Ukiyo-e developed at the same time with the tea ceremony: wood-printed books or graphics were sold by the thousands on the streets. They are forerunners of the comics: artists like Hiroshige, Hokusai and Utamaro immortalized the hustle and bustle of the streets of Edo, today’s Tokyo. Popular actors and stylish courtesans were portrayed one day, then vilified in bizarre scenes another day. In addition to these images, less burlesque, rather contemplative works about nature and the seasons came into circulation. These works had been unknown in the West for a long time until shortly after the opening of Japan in 1853 they spread throughout Europe as cheap packaging material for porcelain. Their Far East, unique design created a widespread sensation among artists and collectors and immediately became an inspiration: it is said that there would be no Western modern art without Ukiyo-e. Kakuzo adopts this approach: the label spiritedly reflects the interaction.

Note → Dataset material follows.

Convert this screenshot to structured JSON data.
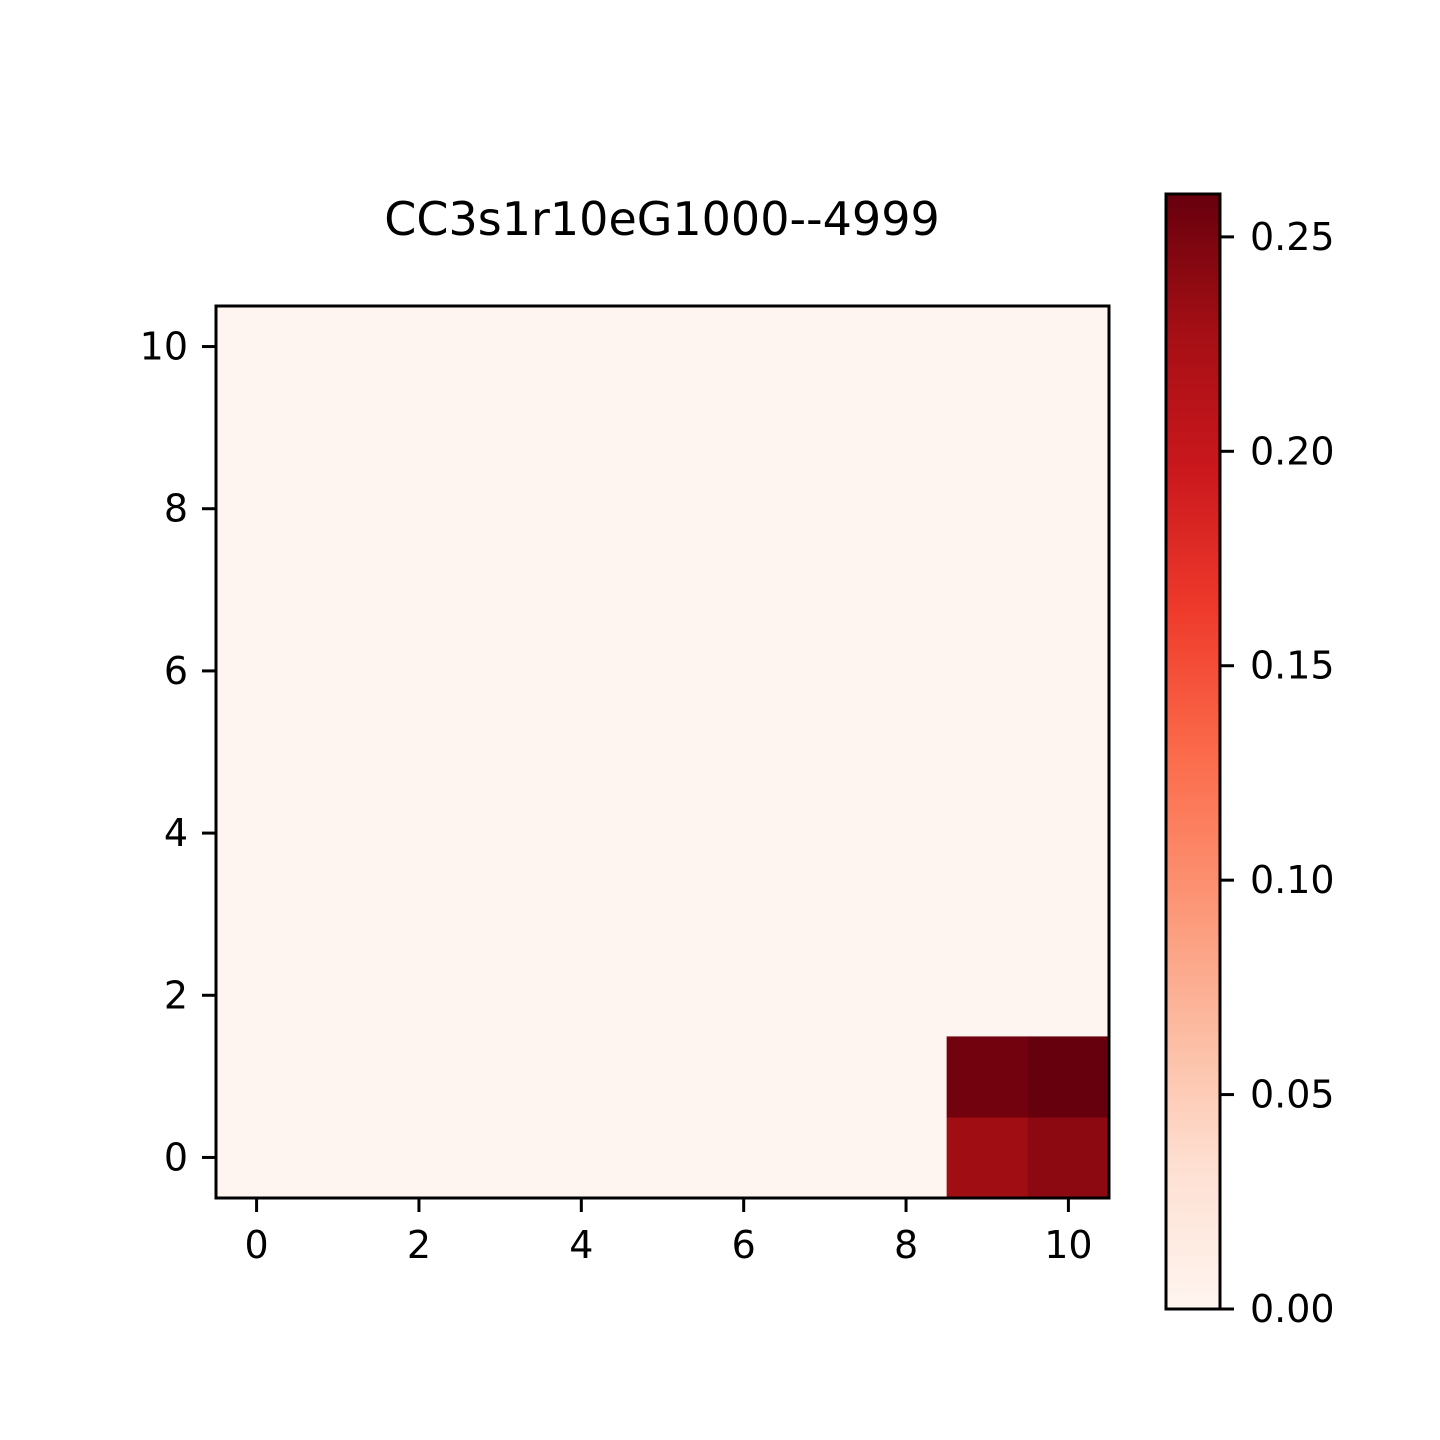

This is the fourth step to Kakuzo.


The Spiritual World

In addition to the portraits and landscapes of the ukiyo-e, Kakuzo is inspired by another genre: Yokai – the mythical creatures of the spiritual world. Deeply rooted in Japanese tradition, they represent the inexplicable and supernatural. With some Yokai –often animals– the Japanese associate certain characteristics and magical abilities. For example, Kitsune, the cunning fox, is said to have high intelligence, a long life, and magical powers. There is also the belief that he can change into a human being. If, on the other hand, you arouse his anger or his envy, you should beware of his reaction. He enchants women, men become victims of his tricks and games. Tengu, the sky dog, originates both from Indian and Chinese mythology. Mostly depicted with feathers and in human form, with red skin and an oversized, long nose, Tengu is the warrior and an enemy of the mostly good-natured Kitsune. Both roles unite in our tea leaf samurai. Tranquility and a storm – all in one, a symbol of the ingredients that make Kakuzo so unique.

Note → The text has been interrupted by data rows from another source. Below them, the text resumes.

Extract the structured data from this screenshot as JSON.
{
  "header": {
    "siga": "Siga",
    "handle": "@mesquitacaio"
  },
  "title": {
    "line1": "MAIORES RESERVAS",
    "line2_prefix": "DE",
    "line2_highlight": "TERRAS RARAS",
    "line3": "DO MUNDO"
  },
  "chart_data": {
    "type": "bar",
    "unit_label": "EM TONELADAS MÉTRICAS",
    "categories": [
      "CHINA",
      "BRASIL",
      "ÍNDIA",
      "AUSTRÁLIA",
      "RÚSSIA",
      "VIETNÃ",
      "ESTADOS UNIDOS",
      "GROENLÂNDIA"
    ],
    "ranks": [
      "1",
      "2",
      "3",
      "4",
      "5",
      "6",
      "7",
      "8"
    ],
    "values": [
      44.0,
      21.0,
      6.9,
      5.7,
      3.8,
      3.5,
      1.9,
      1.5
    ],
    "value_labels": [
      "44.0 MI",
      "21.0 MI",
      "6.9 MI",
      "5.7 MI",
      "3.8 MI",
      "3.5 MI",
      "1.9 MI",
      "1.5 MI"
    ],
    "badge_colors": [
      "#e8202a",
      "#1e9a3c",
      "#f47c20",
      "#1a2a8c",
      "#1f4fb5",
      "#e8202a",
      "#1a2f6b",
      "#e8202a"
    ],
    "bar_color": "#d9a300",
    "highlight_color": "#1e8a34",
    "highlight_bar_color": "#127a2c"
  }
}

This is the fifth step to Kakuzo.


The Gentle Essence

Three types of tea are combined in our individual blend: Sencha from Japan, Keemun from China and Assam from India. It is pleasantly spicy, with hints of caramel, blending harmoniously with notes of honey and aromatic citrus. By carefully filtering and distilling the spirit several times, we have arrived at the combination of silky texture and exceptional taste. The secret of Kakuzo is the blend and extraction time of the tea on the one hand, and the temperature and volume % of vodka during the production process on the other hand.
This is how the unique taste of Kakuzo is created and enriches the world of spirits with a fascinating touch: enjoyed warm to let the tea’s aroma fully unfold. Of course, our vodka is also something very special on ice or in cocktails for extra zest.

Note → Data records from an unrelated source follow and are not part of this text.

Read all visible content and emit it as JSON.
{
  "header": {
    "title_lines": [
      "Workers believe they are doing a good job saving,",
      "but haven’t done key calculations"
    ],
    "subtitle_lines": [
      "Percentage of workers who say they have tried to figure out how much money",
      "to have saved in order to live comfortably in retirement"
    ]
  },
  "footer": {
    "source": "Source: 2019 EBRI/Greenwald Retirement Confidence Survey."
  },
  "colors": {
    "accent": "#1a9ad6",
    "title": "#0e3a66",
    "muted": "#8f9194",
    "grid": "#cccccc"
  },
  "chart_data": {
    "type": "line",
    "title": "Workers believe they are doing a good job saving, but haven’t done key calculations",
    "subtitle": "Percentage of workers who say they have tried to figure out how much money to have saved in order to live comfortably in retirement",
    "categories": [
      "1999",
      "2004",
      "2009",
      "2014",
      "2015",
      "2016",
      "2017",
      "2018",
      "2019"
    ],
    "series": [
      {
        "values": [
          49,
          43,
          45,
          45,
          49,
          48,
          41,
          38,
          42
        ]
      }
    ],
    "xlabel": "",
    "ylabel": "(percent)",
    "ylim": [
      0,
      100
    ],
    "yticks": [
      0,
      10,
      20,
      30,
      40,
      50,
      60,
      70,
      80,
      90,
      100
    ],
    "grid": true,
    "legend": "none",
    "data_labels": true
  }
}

This is the sixth step to Kakuzo.


Paul and Marc

…are the driving force behind Kakuzo. When they were still in school, the two friends have extensively explored Berlin’s bar business. In particular, the trend to open up new worlds of cocktail taste through tea infusions inspired them substantially. Years later, after extensive and insightful experiments in the in-house bathtub, the 2017 recipe was so convincing that they decided to share their creation with the general public. This way KAKUZO was born. In addition to the development of the flavor profile, the visually stunning design of the label helped the two widely-traveled Asia fans to establish a convincing connection between the product and its multifaceted worlds of ideas. Kitsune, tengu, maneki-neko and the lucky cat, a dragon and a koi: a winking tribute to Far Eastern myths and their mythical creatures.